The Red Monk
By Phil Baarda
The Red Monk, he came out the west, originally from over the Irish sea in the 7th century, and then he journeyed out of the settlement he'd founded at the place called Abercrossan, 'the mouth of the river Crossan,' and began to spread his word across Scotland. Loch Maree, Amulree, Kilmolruy, Killarrow place-names familiar to us now in Highland, Moray, Perthshire, all come from the Red Monk, St Maolrubha.
Here, too, he stopped, where the high land meets the low, where the salmon-heavy Black Water and Conon rivers meet. Here, at the once-vast swampy floodplain of trees and scrub and back channels, still known as Coille Uisge, the wet woodland, is Contin 'Cunndain', the confluence of the waters, where today's A835 Ullapool road meets the branch off to Strathpeffer.

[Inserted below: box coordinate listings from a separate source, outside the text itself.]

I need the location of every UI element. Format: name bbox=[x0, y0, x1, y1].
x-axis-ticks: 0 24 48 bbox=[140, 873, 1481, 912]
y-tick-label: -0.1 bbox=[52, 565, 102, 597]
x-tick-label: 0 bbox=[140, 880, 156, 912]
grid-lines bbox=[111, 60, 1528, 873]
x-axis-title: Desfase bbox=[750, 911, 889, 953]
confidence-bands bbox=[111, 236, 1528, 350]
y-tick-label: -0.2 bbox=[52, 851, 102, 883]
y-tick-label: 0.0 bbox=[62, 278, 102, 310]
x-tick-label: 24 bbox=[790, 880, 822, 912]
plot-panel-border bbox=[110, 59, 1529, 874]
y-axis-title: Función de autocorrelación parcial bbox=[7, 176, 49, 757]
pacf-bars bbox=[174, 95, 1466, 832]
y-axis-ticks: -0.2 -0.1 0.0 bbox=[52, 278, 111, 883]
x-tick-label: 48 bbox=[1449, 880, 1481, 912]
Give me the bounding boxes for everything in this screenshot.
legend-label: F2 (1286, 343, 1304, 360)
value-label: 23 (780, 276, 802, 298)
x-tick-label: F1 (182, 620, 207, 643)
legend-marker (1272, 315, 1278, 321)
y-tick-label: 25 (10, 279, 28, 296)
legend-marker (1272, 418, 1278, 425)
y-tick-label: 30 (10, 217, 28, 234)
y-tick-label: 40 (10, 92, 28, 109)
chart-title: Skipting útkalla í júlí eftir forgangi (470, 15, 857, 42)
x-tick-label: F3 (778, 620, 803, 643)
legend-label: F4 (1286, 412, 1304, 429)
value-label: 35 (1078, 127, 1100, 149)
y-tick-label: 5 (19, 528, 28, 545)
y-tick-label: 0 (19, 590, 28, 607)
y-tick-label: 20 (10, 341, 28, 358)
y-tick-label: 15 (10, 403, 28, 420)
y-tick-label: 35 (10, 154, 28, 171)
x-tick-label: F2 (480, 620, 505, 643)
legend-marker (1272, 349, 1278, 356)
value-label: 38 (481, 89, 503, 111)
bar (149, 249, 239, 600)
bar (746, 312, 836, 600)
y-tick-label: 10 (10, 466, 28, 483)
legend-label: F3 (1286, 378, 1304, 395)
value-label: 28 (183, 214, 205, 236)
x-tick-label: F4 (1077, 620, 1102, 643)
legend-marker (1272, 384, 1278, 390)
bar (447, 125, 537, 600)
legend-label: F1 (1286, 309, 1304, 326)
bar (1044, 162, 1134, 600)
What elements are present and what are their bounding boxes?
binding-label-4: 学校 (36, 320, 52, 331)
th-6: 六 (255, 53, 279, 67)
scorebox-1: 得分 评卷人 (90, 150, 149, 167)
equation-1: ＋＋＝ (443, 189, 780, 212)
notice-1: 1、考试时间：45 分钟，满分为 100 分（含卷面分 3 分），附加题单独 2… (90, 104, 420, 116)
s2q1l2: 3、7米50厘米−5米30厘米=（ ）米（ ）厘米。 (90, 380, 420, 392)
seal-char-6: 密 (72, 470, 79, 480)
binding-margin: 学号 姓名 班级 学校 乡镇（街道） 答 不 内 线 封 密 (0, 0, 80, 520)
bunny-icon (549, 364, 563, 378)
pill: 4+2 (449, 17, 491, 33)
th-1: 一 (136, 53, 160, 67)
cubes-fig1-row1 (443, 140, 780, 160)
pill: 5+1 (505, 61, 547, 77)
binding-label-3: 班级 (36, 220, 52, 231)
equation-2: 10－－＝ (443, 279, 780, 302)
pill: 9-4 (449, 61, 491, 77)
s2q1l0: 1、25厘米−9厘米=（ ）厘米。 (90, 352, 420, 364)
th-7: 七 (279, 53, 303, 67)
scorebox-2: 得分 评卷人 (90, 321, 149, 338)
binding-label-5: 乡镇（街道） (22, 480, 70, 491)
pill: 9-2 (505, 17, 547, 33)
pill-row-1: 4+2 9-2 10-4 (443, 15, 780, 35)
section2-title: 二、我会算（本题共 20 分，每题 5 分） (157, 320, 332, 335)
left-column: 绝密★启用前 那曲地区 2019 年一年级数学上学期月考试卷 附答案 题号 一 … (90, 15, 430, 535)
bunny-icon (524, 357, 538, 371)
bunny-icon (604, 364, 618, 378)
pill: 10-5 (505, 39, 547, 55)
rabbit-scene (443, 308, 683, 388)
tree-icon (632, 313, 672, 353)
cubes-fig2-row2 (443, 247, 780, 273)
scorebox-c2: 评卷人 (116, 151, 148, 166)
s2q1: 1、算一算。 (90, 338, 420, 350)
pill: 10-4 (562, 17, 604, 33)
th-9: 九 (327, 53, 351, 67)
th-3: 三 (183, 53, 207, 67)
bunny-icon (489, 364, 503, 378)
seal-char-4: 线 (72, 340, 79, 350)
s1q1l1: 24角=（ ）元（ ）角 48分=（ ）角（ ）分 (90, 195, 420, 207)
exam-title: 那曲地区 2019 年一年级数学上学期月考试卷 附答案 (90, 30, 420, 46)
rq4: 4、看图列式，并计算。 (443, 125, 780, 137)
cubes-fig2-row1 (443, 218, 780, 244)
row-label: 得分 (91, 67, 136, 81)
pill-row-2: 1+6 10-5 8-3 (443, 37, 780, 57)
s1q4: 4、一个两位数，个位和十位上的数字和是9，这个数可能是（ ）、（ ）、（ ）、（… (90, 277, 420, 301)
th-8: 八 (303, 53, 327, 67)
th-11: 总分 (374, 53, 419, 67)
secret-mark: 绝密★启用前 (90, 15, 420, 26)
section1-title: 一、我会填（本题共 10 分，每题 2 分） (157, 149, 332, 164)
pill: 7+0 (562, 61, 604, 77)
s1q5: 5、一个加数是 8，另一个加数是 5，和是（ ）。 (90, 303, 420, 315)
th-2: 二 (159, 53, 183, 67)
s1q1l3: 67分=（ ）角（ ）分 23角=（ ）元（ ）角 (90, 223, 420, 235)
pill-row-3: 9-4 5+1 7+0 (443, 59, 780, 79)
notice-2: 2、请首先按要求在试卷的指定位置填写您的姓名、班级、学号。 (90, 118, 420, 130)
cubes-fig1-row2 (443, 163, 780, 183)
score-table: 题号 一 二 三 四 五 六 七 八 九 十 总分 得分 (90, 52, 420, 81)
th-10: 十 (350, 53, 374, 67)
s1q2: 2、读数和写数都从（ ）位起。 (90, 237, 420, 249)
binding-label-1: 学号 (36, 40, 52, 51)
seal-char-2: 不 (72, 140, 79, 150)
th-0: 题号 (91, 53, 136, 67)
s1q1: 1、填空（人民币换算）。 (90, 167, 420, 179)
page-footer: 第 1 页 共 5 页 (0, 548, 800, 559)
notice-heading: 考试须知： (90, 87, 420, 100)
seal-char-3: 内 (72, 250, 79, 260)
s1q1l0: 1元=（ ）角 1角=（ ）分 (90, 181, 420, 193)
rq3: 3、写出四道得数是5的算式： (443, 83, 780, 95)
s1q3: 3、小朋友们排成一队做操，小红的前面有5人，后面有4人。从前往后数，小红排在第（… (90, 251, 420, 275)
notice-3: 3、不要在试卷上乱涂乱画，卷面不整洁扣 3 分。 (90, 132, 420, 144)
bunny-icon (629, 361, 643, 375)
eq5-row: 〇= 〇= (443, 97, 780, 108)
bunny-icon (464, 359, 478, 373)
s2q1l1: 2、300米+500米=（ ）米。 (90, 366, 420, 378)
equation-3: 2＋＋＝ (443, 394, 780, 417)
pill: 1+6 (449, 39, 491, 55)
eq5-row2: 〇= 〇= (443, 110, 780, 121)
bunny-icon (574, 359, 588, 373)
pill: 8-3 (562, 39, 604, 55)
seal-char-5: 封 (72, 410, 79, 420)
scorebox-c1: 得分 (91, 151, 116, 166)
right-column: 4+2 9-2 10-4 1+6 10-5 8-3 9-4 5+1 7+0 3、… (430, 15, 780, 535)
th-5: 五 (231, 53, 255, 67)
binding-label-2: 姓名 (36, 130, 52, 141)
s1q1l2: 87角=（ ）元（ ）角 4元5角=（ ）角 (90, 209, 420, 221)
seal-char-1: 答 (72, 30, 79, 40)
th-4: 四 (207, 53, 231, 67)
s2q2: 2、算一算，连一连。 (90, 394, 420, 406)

On a low flat island in this marshy swamp land, with hills rising around, he founded another monastic settlement. Or so we're told, because now all that's here on this island now is rough grazing and woodland, and the occasional lingering morning mist in the almost otherworldly silence. There's a modest, some say ugly, Victorian church squatting within a small, oddly-shaped, off-oval churchyard, overlooked by the ancient chambered cairn burial ground of Praes Mairi 'Maolrubha's thicket'.
And the old words, they're what remain, the names in the landscape, still telling us across the centuries of the Red Monk and his world.